TPH and PAH concentrations and key agronomic parameters of the treated soils were measured for each set of operating conditions. To quantify the effectiveness of pyrolysis in reducing potential toxicity to humans (e.g., through inhalation of contaminated dust or ingestion of impacted groundwater), the cytotoxicity of soil extracts was tested by the MTT colorimetric assay with a human bronchial epithelial cell line (BEAS-2B). Plant growth studies were also conducted to characterize potential tradeoffs between pyrolytic treatment intensity, remediation efficiency and soil fertility restoration.

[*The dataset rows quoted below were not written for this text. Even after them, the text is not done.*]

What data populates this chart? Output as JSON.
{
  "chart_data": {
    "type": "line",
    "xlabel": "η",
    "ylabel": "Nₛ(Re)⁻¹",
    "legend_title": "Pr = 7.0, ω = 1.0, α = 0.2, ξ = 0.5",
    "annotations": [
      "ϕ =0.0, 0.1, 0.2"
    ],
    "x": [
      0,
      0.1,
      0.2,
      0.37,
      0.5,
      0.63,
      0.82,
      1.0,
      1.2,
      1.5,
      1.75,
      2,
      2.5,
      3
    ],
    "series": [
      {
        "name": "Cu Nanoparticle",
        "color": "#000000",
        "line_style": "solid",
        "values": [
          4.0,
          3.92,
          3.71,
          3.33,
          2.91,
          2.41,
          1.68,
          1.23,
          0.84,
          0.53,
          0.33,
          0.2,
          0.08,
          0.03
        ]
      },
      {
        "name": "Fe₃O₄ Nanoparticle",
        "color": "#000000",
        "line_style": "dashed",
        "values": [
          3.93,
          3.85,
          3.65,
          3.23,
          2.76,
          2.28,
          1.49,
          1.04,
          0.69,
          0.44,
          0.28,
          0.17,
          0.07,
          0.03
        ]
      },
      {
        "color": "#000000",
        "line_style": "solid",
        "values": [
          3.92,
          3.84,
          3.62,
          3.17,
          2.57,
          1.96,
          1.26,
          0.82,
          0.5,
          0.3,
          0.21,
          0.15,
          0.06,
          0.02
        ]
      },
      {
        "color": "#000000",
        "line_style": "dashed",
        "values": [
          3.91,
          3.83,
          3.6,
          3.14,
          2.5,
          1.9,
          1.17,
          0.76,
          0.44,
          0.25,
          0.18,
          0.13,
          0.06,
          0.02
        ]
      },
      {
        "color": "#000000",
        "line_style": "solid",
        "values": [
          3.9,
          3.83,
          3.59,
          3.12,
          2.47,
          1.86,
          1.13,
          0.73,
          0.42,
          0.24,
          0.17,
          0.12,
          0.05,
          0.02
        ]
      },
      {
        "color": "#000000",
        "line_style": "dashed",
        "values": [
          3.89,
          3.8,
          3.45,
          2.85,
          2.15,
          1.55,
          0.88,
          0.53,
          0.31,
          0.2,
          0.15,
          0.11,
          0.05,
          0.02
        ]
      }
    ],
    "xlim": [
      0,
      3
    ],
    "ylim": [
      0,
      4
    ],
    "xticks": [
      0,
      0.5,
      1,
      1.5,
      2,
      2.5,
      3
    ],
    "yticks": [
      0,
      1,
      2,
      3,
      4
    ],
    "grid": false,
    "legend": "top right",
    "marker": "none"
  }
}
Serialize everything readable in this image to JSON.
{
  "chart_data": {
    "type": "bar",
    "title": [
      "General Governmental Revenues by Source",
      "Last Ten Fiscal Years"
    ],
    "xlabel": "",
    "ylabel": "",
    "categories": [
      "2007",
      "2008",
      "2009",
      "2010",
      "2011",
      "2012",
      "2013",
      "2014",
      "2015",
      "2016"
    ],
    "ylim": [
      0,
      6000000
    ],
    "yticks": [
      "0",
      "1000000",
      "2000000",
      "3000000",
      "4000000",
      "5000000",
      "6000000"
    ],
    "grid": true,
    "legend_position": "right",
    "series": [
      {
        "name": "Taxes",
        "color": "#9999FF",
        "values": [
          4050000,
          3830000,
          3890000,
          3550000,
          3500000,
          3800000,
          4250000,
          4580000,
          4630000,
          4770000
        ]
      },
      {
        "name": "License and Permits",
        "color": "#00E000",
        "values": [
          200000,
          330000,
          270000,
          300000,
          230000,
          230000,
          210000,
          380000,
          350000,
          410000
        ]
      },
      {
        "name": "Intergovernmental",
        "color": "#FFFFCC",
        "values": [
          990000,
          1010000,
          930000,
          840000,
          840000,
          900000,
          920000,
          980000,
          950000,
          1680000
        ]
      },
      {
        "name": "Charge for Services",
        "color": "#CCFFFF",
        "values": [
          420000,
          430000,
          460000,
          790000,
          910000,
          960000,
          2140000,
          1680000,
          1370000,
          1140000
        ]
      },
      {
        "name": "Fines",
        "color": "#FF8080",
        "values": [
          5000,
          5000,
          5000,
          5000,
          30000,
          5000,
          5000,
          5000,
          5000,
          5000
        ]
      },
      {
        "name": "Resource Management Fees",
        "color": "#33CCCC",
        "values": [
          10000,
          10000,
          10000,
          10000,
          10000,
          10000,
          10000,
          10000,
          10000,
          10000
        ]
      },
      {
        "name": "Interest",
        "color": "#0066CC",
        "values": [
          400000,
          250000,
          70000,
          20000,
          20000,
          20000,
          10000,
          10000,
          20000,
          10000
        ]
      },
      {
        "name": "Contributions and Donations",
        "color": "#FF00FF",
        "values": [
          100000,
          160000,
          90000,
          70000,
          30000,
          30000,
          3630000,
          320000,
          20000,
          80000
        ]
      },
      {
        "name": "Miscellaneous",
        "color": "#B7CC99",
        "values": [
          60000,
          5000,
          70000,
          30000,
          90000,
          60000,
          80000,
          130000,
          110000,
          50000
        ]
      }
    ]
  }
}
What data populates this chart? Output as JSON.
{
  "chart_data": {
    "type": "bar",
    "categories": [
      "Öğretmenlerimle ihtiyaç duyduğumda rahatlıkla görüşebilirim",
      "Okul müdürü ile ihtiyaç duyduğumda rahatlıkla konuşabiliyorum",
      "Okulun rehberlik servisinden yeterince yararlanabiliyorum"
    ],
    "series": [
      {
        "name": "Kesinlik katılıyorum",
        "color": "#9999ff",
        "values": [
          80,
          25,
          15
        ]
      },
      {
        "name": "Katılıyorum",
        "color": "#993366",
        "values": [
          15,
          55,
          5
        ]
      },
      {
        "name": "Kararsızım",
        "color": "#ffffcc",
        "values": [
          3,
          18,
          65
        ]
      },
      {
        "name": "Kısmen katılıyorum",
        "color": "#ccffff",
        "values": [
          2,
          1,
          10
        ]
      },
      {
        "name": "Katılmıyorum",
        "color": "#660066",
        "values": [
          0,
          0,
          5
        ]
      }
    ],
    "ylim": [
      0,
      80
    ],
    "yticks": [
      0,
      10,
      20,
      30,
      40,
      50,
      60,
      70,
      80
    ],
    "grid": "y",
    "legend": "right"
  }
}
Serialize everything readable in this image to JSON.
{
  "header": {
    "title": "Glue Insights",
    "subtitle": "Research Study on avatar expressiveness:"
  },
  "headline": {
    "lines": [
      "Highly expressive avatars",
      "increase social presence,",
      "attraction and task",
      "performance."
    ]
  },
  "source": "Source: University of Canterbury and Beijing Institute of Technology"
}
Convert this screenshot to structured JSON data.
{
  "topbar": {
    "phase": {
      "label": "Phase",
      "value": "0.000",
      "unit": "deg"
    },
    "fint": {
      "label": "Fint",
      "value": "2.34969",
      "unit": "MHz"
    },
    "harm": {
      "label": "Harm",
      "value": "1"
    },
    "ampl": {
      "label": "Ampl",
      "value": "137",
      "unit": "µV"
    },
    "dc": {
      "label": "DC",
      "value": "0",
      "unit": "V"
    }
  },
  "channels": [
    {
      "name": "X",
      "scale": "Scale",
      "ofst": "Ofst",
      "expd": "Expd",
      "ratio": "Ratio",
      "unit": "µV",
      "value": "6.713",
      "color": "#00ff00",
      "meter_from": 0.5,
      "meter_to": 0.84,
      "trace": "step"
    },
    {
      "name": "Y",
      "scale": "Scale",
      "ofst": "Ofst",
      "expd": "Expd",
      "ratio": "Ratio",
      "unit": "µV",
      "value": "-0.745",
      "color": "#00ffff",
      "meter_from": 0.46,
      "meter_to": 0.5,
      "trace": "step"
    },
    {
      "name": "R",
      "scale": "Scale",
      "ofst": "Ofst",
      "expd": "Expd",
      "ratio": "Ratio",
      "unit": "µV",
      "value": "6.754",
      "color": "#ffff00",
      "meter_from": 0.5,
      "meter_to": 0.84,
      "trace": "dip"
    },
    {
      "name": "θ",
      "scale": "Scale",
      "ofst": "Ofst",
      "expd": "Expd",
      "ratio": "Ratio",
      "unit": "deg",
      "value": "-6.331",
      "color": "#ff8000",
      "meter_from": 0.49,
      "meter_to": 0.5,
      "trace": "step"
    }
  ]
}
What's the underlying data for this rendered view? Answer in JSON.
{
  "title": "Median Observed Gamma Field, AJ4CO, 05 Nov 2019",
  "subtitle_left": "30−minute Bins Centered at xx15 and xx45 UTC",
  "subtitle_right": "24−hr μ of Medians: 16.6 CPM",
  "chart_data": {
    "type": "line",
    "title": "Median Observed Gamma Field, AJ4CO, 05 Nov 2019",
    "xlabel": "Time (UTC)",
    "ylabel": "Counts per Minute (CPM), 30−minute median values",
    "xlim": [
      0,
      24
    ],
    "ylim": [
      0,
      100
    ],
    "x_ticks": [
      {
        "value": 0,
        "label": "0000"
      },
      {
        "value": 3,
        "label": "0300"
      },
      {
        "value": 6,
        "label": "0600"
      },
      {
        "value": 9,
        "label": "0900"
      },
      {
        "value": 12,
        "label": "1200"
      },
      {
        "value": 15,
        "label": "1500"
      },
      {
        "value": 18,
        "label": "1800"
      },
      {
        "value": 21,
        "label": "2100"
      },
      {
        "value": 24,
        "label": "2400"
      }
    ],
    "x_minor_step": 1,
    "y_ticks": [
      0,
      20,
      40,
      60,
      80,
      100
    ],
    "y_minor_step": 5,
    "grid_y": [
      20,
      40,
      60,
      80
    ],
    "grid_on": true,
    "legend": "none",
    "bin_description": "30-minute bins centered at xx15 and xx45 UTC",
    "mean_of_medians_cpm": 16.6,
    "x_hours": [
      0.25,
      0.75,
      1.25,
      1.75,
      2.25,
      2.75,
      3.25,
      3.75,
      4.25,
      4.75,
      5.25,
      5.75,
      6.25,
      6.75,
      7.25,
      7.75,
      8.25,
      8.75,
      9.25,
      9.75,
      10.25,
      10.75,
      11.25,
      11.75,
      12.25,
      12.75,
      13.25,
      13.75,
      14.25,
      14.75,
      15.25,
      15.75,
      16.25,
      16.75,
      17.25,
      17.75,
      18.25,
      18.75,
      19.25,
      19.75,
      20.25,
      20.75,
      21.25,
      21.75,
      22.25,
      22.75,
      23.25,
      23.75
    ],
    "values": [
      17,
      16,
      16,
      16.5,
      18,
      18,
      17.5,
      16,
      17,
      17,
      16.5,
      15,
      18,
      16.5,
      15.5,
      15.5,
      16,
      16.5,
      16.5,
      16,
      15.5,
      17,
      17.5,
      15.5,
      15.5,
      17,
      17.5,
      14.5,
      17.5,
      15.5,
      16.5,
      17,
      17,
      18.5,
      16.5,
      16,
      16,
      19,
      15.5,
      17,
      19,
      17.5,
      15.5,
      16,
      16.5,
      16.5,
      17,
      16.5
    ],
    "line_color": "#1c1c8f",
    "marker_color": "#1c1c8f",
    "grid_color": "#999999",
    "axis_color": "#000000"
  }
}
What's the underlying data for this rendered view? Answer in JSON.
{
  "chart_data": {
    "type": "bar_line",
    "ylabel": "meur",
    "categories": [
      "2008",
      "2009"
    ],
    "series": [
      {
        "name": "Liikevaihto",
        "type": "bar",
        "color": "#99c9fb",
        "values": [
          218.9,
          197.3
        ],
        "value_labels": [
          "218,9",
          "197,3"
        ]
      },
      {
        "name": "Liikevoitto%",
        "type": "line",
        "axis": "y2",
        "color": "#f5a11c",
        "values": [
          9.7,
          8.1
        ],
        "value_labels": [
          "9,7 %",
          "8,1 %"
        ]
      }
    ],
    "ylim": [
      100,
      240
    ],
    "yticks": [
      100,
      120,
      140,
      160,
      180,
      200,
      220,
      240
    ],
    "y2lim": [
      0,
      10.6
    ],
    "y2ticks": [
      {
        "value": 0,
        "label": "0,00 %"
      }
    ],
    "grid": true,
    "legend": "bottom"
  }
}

Treatment at 420oC with only 15-min residence time resulted in high removal efficiencies for both total petroleum hydrocarbons (TPH) (99.9%) and polycyclic aromatic hydrocarbons (PAHs) (94.5%), and restored fertility to clean soil levels (i.e., Lactuca sativa biomass dry weight yield after 21 days increased from 3.0±0.3 mg for contaminated soil to 8.8±1.1 mg for treated soil, which is almost equal to the 9.0±0.7 mg yield for uncontaminated soil). Viability assays with a human bronchial epithelial cell line showed that pyrolytic treatment effectively achieved detoxification of contaminated soils.
As expected, TPH and PAH removal efficiencies increased with increasing treatment intensity (i.e., higher temperatures and longer residence times). However, higher treatment intensities decreased soil fertility. While pyrolytic treatment at 420oC for 30 min restored soil fertility to 98% of the clean soil level, treatment at 470oC for 15- or 30-min reduced soil fertility to 51% and 39% of the clean soil level, which was only marginally higher that the fertility of the contaminated soil (33% of clean soil fertility). This is a strong indication that that there exists an optimum system-specific treatment intensity for fertility restoration.
Overall, this study highlights tradeoffs between pyrolytic treatment intensity, hydrocarbon removal efficiency and fertility restoration while informing the design, optimization, and operation of large-scale pyrolytic systems to efficiently remediate crude-oil contaminated soils.